We have seen that correlation can be used as a tool to detect periodicity within a signal. Now we are going to use the correlation to align signals. We start with two segments of ECG of the polygraphic recording. We have extracted two segments containing one ECG complex and want to align them
-->stacksize(20000000) -->load signals -->ecg = signals(12); -->ndx1 = 50; -->ndx2 = 130; -->wind = 70; -->beat1 = ecg(ndx1:ndx1+wind); -->beat2 = ecg(ndx2:ndx2+wind); -->corrbeat = corr(beat1,beat2,70); -->xsetech([0,0,1,1/3]) -->plot(beat1) -->xsetech([0,1/3,1,1/3]) -->plot(beat2) -->xsetech([0,2/3,1,1/3]) -->plot(corrbeat)
And the result is
 |
As we can see, both signals are similar but are not aligned. We are going to use correlation to align them. We can see that correlation reaches a maximum value at the point where both signals are maximally correlated. So, we can use this value to align them.
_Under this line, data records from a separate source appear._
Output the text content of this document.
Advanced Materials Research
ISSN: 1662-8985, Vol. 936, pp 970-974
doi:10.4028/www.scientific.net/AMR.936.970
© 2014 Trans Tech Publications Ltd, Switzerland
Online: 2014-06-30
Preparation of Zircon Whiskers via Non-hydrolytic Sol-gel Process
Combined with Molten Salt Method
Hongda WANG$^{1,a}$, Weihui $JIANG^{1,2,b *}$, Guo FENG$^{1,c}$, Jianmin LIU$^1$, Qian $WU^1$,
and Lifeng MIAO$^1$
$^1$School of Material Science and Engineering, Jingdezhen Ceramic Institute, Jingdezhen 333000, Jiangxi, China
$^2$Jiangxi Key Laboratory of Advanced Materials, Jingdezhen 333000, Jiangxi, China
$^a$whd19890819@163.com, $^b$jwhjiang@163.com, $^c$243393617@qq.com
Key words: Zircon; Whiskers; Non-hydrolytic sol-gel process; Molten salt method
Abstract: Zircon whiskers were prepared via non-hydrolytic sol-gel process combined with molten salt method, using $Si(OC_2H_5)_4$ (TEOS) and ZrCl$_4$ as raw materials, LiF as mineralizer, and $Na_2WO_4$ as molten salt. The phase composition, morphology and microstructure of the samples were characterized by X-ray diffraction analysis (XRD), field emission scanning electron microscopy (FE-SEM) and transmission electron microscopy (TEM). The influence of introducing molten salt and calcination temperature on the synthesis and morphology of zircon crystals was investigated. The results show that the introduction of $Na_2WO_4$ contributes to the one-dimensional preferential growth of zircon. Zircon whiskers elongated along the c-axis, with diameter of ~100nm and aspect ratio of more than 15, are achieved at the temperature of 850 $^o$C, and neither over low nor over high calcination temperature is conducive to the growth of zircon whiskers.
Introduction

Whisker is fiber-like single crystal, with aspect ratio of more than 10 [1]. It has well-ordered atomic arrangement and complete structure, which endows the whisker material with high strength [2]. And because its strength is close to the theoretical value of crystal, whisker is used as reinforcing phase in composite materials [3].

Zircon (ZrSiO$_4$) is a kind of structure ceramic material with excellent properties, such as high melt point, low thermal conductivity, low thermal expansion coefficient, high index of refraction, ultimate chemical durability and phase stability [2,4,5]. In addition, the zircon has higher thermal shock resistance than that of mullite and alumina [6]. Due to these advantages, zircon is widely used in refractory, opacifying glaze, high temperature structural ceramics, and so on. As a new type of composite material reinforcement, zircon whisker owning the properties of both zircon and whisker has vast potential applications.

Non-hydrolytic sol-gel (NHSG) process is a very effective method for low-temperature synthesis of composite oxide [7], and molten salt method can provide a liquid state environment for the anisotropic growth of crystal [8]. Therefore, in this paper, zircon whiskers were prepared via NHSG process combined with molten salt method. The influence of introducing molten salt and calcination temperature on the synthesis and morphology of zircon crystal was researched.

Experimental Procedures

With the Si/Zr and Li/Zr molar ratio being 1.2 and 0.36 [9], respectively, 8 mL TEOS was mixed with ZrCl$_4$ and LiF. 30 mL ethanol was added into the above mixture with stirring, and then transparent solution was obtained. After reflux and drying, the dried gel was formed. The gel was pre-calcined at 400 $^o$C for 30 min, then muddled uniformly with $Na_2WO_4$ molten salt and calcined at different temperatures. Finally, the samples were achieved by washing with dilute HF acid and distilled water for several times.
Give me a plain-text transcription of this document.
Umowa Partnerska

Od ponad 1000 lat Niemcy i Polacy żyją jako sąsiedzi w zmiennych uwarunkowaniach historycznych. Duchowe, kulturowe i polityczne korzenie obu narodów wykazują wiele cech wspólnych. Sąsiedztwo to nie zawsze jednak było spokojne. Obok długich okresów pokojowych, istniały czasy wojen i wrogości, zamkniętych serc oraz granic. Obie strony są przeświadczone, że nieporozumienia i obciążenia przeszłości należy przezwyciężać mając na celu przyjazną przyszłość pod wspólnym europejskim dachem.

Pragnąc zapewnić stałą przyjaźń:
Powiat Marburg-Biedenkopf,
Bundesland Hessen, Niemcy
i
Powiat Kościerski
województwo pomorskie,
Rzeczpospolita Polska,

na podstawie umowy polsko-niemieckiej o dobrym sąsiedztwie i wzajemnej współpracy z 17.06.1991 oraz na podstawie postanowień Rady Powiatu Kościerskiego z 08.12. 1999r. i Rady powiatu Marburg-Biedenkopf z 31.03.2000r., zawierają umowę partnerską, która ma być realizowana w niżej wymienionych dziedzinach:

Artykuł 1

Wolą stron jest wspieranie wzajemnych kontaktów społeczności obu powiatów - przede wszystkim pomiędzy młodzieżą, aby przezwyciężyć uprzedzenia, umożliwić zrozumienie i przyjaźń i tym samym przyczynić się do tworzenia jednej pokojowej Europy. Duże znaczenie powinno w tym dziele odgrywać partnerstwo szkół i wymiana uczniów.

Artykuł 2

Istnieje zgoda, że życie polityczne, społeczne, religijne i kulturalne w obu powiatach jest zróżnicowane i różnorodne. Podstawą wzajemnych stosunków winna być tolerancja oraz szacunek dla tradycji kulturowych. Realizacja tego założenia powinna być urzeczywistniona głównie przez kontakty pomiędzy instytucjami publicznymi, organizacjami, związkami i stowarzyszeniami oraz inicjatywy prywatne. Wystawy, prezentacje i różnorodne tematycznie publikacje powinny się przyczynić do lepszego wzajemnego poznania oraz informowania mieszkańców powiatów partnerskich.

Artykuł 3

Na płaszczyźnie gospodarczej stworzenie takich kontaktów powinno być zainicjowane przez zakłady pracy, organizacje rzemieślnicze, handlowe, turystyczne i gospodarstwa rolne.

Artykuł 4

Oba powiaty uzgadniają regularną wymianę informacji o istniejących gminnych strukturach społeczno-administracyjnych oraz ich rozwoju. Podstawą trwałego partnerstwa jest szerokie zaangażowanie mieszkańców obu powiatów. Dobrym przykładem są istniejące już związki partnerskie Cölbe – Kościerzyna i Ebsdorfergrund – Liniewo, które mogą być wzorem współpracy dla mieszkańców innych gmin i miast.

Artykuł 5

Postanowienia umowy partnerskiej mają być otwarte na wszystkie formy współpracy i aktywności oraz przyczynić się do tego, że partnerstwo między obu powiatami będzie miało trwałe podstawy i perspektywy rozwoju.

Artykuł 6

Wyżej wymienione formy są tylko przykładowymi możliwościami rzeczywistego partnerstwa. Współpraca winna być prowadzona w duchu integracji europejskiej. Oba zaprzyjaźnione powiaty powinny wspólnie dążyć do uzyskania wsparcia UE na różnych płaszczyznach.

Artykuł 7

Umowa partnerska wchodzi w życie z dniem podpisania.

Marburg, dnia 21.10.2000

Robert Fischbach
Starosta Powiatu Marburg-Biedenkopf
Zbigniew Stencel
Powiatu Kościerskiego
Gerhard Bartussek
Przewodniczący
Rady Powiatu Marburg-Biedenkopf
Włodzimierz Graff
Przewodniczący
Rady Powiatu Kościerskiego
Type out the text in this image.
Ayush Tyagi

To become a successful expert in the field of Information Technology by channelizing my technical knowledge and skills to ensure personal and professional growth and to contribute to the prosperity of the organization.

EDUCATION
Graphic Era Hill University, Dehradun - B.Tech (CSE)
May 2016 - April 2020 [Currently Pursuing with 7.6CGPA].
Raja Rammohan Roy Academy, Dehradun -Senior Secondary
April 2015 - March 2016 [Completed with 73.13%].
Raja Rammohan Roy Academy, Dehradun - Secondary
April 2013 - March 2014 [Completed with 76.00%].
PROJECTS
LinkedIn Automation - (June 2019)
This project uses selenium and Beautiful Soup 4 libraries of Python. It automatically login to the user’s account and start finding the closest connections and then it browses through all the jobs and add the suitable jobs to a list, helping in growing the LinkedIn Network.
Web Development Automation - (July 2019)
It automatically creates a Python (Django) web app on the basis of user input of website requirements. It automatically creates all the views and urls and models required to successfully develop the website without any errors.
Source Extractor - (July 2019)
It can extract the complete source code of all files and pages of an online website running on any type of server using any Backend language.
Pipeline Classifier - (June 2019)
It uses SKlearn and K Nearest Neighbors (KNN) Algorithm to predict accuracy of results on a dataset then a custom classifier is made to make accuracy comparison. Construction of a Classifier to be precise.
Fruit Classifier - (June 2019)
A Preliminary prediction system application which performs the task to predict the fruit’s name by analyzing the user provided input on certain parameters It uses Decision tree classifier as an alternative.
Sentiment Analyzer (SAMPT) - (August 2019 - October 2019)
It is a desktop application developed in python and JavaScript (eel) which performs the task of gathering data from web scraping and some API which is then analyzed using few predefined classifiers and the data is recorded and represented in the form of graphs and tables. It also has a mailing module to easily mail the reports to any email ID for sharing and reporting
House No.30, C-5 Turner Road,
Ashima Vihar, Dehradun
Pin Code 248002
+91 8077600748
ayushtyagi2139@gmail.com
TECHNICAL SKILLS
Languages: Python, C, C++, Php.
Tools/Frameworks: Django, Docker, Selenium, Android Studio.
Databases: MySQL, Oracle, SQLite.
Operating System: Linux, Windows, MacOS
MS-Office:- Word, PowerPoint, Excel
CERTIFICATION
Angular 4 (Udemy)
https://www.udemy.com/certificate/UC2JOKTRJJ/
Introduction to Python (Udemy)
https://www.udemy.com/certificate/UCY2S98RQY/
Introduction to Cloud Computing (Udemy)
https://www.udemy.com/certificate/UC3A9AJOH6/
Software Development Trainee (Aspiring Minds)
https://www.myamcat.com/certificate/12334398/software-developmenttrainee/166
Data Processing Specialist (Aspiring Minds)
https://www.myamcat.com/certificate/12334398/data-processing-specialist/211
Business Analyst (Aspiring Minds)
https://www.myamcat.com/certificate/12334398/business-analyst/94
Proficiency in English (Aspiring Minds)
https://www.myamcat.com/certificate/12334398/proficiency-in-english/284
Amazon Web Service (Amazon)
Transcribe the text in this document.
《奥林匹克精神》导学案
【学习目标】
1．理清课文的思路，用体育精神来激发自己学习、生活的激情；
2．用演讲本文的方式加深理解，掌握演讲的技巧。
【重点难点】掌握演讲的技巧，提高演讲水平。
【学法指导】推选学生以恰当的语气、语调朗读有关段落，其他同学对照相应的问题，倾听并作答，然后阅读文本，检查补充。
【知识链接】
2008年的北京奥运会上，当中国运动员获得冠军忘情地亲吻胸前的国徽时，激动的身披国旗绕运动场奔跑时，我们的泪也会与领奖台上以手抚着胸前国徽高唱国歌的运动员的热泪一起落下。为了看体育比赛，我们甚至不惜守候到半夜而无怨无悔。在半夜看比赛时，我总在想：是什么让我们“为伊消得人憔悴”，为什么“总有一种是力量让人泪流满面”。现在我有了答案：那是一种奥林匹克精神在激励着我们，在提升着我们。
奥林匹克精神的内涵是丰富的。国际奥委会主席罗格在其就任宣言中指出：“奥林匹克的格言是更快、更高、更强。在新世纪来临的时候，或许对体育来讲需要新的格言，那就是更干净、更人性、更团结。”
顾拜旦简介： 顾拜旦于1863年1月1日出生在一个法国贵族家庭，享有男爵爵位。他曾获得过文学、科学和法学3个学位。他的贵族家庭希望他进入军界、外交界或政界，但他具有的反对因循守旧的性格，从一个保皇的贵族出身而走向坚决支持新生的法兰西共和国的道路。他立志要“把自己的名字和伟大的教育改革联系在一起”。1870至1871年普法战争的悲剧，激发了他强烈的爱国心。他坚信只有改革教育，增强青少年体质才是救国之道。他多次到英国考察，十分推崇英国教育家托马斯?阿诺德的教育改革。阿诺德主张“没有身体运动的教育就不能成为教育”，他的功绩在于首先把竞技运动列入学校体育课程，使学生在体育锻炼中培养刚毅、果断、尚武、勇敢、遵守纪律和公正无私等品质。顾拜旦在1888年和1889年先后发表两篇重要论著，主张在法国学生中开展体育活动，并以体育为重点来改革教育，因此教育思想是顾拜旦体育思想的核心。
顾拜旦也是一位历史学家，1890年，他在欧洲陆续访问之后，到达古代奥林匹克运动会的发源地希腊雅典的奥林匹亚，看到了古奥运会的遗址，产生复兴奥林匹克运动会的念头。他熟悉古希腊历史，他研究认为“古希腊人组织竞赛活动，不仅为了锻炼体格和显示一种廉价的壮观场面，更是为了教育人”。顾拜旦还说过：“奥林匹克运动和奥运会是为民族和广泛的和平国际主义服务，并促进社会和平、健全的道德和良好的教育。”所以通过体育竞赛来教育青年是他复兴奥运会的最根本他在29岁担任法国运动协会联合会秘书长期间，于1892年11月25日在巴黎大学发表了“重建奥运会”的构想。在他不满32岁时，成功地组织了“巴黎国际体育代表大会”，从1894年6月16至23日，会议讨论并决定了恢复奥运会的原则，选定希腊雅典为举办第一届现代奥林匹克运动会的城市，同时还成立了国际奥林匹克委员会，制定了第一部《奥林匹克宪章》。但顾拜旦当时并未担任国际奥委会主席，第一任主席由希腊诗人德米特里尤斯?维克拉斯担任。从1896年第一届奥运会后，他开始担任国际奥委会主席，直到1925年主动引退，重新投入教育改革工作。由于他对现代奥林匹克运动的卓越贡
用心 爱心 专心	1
-->xbasc() -->xsetech([0,0,1,1]) -->[maxim,delay]=max(corrbeat); -->plot(ecg(ndx1:ndx1+wind)); -->plot(ecg(ndx2+delay-1:ndx2+delay-1+wind));
Notice that we calculate the delay with 'max'. This command returns the maximum value of the correlation as well as its position. Then we use the value of the position to advance the second signal. (In Scilab the first index of arrays takes the value of `1' instead of `0'. We correct this fact by subtracting `1').
One important fact is that aligning signals in this way the whole trace is considered (not only the point at which a level is reached). If our signal contains a huge artifact it can alter the process of alignment. If we want align some component we can prefilter the signal (high pass or low pass) to line the components to which we are interested and, once aligned, we can consider the whole signal.